Across the river, Old Royal Naval College buildings and the Queen’s House look beautiful in the late afternoon light and Canaletto would recognise the view easily. The Thames however looks much calmer and to the right one can see the masts of Cutty Sark, the clipper that has been here since 1954. Further to the left the chimneys of the Power Station tower above the 17th century Trinity Hospital. At the far distance on top of the hill there is The Royal Observatory. Would Canaletto notice
the red ball on top of it? The first time ball was installed in 1833 and replaced by the present one in 1919. It used to appear in my nightmares when I was doing the course to become a
Greenwich Guide. The red ball is hoisted halfway up the mast at 12 55, all the way up at 12 58 and dropped exactly at 1pm. If you are doing a tour that starts at 12 15, no matter what happens you should make sure all the visitors are at the right place at the right time to admire the spectacle! At the very beginning it may be a bit of a challenge especially if the grand square turns into a filming location as it was the case for quite a few weeks last spring during filming of Les Miserable.

Anyway, when you are on duty as a guide, you may expect the unexpected like a group of Chelsea Pensioners in their lovely scarlet uniforms on a day trip to see Cutty Sark and National Maritime Museum or a local walking two ferrets on the leads just in front of your group which makes everyone reach for their cameras in order to take a photo of such a unique event. You may be asked all sorts of questions like: ‘How much is the Queen worth?’, ‘What’s on tonight?’ or ‘What exactly did we gain by winning the Battle of la Hague’? Your youngest visitor may be just seven months old and doze off while you are telling them what Sir James Thornhill painted in The Painted Hall or start showing their discontent…

All these thoughts crowd in my mind as I admire the view and then it strikes me that the park must look magnificent in this light so I dash back through the tunnel and along the Five-Foot-Walk which is all wet as the tide is so high and walk into the oldest royal park that was enclosed back in 1433, the date I’m unlikely to forget thanks to my Greenwich tutor who never failed to mention it to us again and again.

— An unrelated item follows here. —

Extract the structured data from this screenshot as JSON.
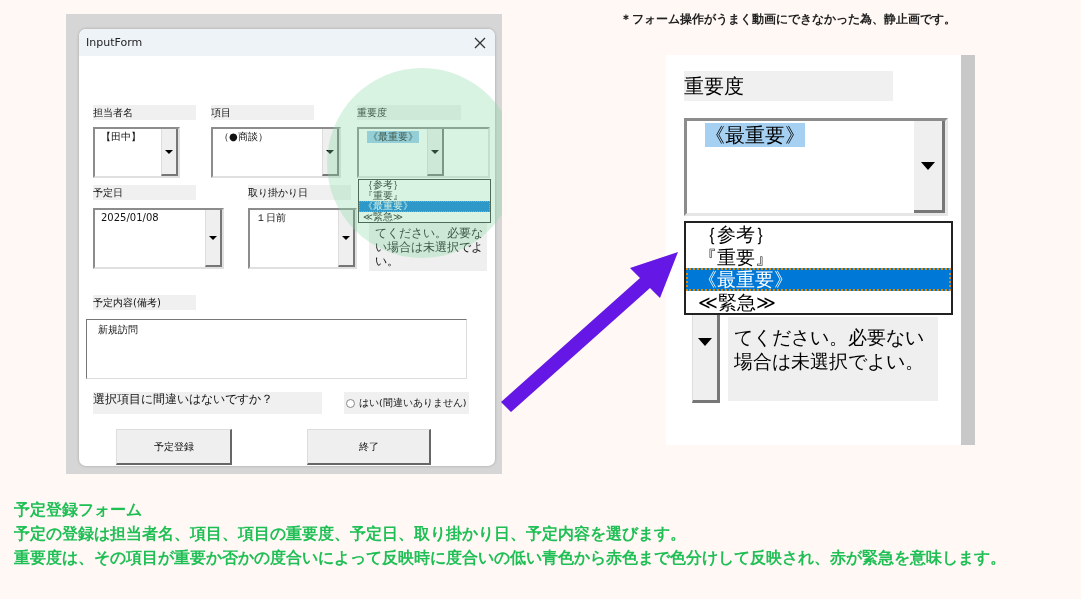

I’m braving the weather and climbing up not the Royal Observatory hill on this occasion but One Tree Hill, allegedly a favourite place of Queen Elizabeth I and then I walk towards Queen Elizabeth’s Oak. Possibly planted in the 12th century, it ended up hollow and large enough to be a small room where, it is said, offenders against park rules were locked up. It stood
 empty for centuries, supported only by the ivy until felled by the hurricane of 1987.

By now the sun is setting and I nervously check the time. Today the gates won’t shut until 8pm. I will never forget how I ended up locked up on a cold December evening when I was still doing my Greenwich guiding course and how embarrassed I felt when Park Police had to let me out.

Soon, a laser beam projected from The Meridian Building of The Royal Observatory will be visible from a far distance but all I’m dreaming of is home. It has been a long day in Greenwich and I still have this post to write.